There has been a big rise in the number of deaths in the UK linked to so-called "legal highs", according to a new report.

The number of cases in which novel psychoactive substances were identified as the cause of death rose from 10 in 2009 to 68 in 2012.

The research by St George's, University of London, also shows the prevalence of the drugs in post-mortem toxicology tests increasing from 12 in 2009 to 97 in 2012 - an increase of 800%.

Professor Fabrizio Schifano, spokesman for the National Programme on Substance Abuse Deaths (NPSAD), warned those experimenting with such substances were "effectively dancing in a minefield".

He said: "We have observed an increase in the number and range of these drugs in the post-mortem toxicology results and in the cause of death of cases notified to us.

"These include amphetamine-type substances, dietary supplements, ketamine derivatives, among a host of others.

"The worrying trend is that these type of drugs are showing up more than ever before.

"Clearly this is a major public health concern and we must continue to monitor this worrying development."
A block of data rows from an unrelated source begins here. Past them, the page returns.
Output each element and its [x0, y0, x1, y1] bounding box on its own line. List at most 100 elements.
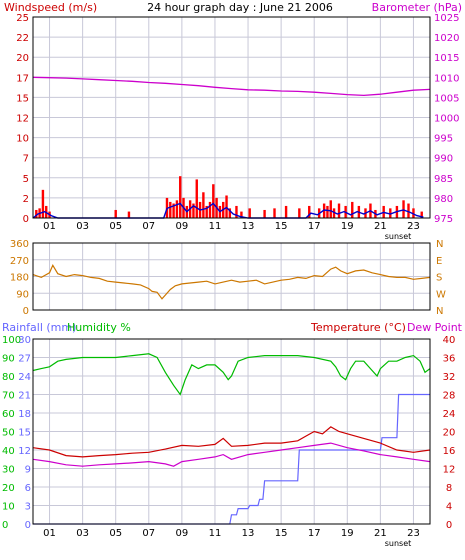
gust-bar — [263, 209, 266, 218]
humidity-tick-label: 0 — [2, 520, 8, 531]
hour-tick-label: 01 — [43, 528, 56, 539]
humidity-tick-label: 100 — [2, 335, 21, 346]
gust-bar — [179, 176, 182, 218]
temperature-tick-label: 40 — [443, 335, 456, 346]
barometer-tick-label: 1025 — [434, 13, 459, 24]
gust-bar — [412, 208, 415, 218]
rainfall-line — [33, 393, 430, 525]
hour-tick-label: 19 — [341, 221, 354, 232]
humidity-tick-label: 70 — [2, 391, 15, 402]
barometer-tick-label: 1000 — [434, 114, 459, 125]
temperature-tick-label: 28 — [443, 391, 456, 402]
hour-tick-label: 07 — [142, 528, 155, 539]
hour-tick-label: 11 — [209, 528, 222, 539]
barometer-tick-label: 980 — [434, 194, 453, 205]
compass-label: S — [436, 273, 442, 284]
compass-label: E — [436, 256, 442, 267]
direction-tick-label: 0 — [23, 306, 29, 317]
humidity-tick-label: 30 — [2, 465, 15, 476]
humidity-tick-label: 10 — [2, 502, 15, 513]
gust-bar — [35, 209, 38, 218]
barometer-tick-label: 1010 — [434, 73, 459, 84]
barometer-tick-label: 1020 — [434, 33, 459, 44]
direction-tick-label: 90 — [16, 289, 29, 300]
gust-bar — [205, 205, 208, 218]
dewpoint-line — [32, 442, 431, 467]
gust-bar — [337, 203, 341, 218]
temperature-tick-label: 36 — [443, 354, 456, 365]
wind-tick-label: 20 — [16, 53, 29, 64]
temperature-tick-label: 12 — [443, 465, 456, 476]
hour-tick-label: 01 — [43, 221, 56, 232]
barometer-title: Barometer (hPa) — [372, 1, 462, 14]
wind-tick-label: 22 — [16, 33, 29, 44]
temperature-tick-label: 0 — [446, 520, 452, 531]
gust-bar — [208, 201, 212, 218]
wind-tick-label: 0 — [23, 214, 29, 225]
windspeed-title: Windspeed (m/s) — [4, 1, 97, 14]
wind-tick-label: 7 — [23, 154, 29, 165]
hour-tick-label: 03 — [76, 528, 89, 539]
gust-bar — [41, 189, 45, 218]
humidity-title: Humidity % — [67, 321, 131, 334]
rainfall-tick-label: 9 — [25, 465, 31, 476]
barometer-tick-label: 995 — [434, 134, 453, 145]
gust-bar — [407, 203, 410, 218]
hour-tick-label: 15 — [275, 221, 288, 232]
wind-direction-panel: 0 N 90 W 180 S 270 E 360 N — [10, 239, 446, 317]
hour-tick-label: 19 — [341, 528, 354, 539]
gust-bar — [326, 205, 329, 218]
temperature-tick-label: 24 — [443, 409, 456, 420]
rainfall-tick-label: 30 — [18, 335, 31, 346]
humidity-tick-label: 40 — [2, 446, 15, 457]
hour-tick-label: 17 — [308, 528, 321, 539]
chart-title: 24 hour graph day : June 21 2006 — [147, 1, 333, 14]
humidity-line — [32, 353, 431, 396]
compass-label: N — [436, 239, 443, 250]
barometer-tick-label: 1015 — [434, 53, 459, 64]
hour-tick-label: 23 — [407, 221, 420, 232]
rainfall-tick-label: 15 — [18, 428, 31, 439]
hour-tick-label: 15 — [275, 528, 288, 539]
hour-tick-label: 05 — [109, 221, 122, 232]
temperature-tick-label: 20 — [443, 428, 456, 439]
hour-tick-label: 21 — [374, 528, 387, 539]
humidity-tick-label: 50 — [2, 428, 15, 439]
rainfall-tick-label: 18 — [18, 409, 31, 420]
gust-bar — [240, 211, 243, 218]
rainfall-tick-label: 24 — [18, 372, 31, 383]
hour-tick-label: 03 — [76, 221, 89, 232]
gust-bar — [308, 205, 311, 218]
temperature-tick-label: 8 — [446, 483, 452, 494]
gust-bar — [329, 200, 332, 218]
compass-label: N — [436, 306, 443, 317]
wind-tick-label: 10 — [16, 134, 29, 145]
direction-tick-label: 180 — [10, 273, 29, 284]
gust-bar — [228, 208, 232, 218]
temperature-tick-label: 32 — [443, 372, 456, 383]
gust-bar — [402, 200, 405, 218]
barometer-line — [32, 76, 431, 97]
wind-tick-label: 17 — [16, 73, 29, 84]
dewpoint-title: Dew Point — [407, 321, 463, 334]
barometer-tick-label: 1005 — [434, 93, 459, 104]
hour-tick-label: 05 — [109, 528, 122, 539]
wind-tick-label: 12 — [16, 114, 29, 125]
hour-tick-label: 21 — [374, 221, 387, 232]
rainfall-tick-label: 3 — [25, 502, 31, 513]
sunset-label: sunset — [385, 539, 412, 548]
direction-tick-label: 360 — [10, 239, 29, 250]
rainfall-tick-label: 12 — [18, 446, 31, 457]
gust-bar — [127, 211, 131, 218]
compass-label: W — [436, 289, 446, 300]
hour-tick-label: 09 — [176, 221, 189, 232]
gust-bar — [298, 208, 301, 218]
gust-bar — [202, 192, 205, 218]
rainfall-tick-label: 27 — [18, 354, 31, 365]
temperature-tick-label: 4 — [446, 502, 452, 513]
gust-bar — [192, 203, 195, 218]
wind-frame — [32, 16, 431, 219]
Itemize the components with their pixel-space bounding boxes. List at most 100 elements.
The report follows the launch of a review of legal highs by crime prevention minister Norman Baker, which is being spearheaded by experts including the Government's drug tsar Professor Les Iversen.

The panel will consider widening legislation to boost police and law enforcement agencies' powers to help protect public health and further tighten the supply of such substances.

The review is expected to be completed in the next few months.

Mr Baker said: "I am determined to clamp down on the reckless trade in so-called 'legal highs', which, as this report shows, has tragically claimed the lives of far too many people in our country."